ここで問題となるのが、地球を一周するとどうなるのか?という疑問、西回りに地球を一周して、各地域の現地時間に合わせて時計を戻していくと、元の地点に戻ったときには1日遅れた状態になり、逆に東回りなら1日進んだことになります。
この矛盾を解消するために設けられたのが、日付変更線(International Date Line)なんです。
この日付変更線をまたぐことで、時間のズレを調整し世界共通の日付を維持しているのですね。
なぜ日付変更線はまっすぐではないのか?
日付変更線は理論上、経度180°をまっすぐに引くのが自然ですが、実際には太平洋上で大きくジグザグに曲がっています。
その理由は、同じ国や地域で日付が異なると不便だからです。
たとえば、もし日付変更線をそのまま180°に引いた場合、太平洋にある島国や領土の一部が昨日と今日に分かれてしまいます。
そのため、島国や地域の政治的・経済的な事情に合わせて、線を東西にずらしているのです。
有名な例が、キリバス共和国です。
かつては日付変更線の西側に一部の領土があり、国の中で1日違う地域が存在していました。
これでは行政手続きも混乱してしまうため、1995年に政府が自らの意向で線を大きく東にずらし、国全体を同じ日付に統一したのです。
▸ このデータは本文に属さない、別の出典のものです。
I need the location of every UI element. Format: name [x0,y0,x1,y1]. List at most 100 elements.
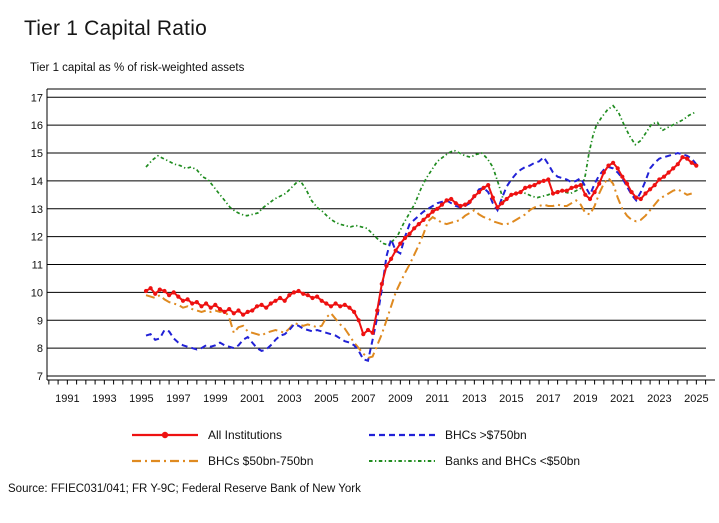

その結果、今ではキリバスの一部は、世界で最も早く新年を迎える国として知られています。
ダイオミード諸島、昨日と明日が3kmの距離
日付変更線が実際に人々の生活に影響を与えている場所のひとつが、ベーリング海峡にあるダイオミード諸島です。
この小さな2つの島のうち、東側のリトル・ダイオミード島はアメリカ領アラスカ、西側のビッグ・ダイオミード島はロシア領で、2島の距離はわずか約3.8km、冬には海が凍り歩いて渡れることもあります。
しかし、このわずかな距離をまたぐだけで、時差はなんと約21時間!そのため、ロシア側の島は「明日の島(Tomorrow Island)」、アメリカ側は「昨日の島(Yesterday Island)」と呼ばれています。
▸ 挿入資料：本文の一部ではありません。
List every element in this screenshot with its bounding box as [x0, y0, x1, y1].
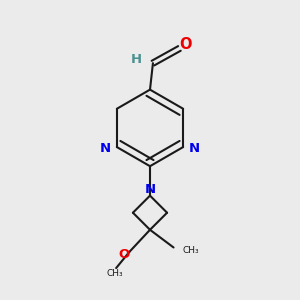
Text: N: N: [100, 142, 111, 155]
Text: CH₃: CH₃: [106, 269, 123, 278]
Text: CH₃: CH₃: [182, 246, 199, 255]
Text: N: N: [189, 142, 200, 155]
Text: H: H: [131, 53, 142, 66]
Text: O: O: [180, 38, 192, 52]
Text: N: N: [144, 183, 156, 196]
Text: O: O: [118, 248, 130, 261]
実際には、時差が24時間ではなく21時間なのは、両国の標準時設定の違いによるものです。
まとめ
日付変更線は、地球の自転と時間のズレを調整するために作られた時間の境界線です。
本来は単純な理論線にすぎませんが、各国の領土や生活の利便性を考慮した結果、現在のような複雑な形となりました。
たった3kmで1日違う世界という事実は、地球が丸いということを改めて実感させてくれますね。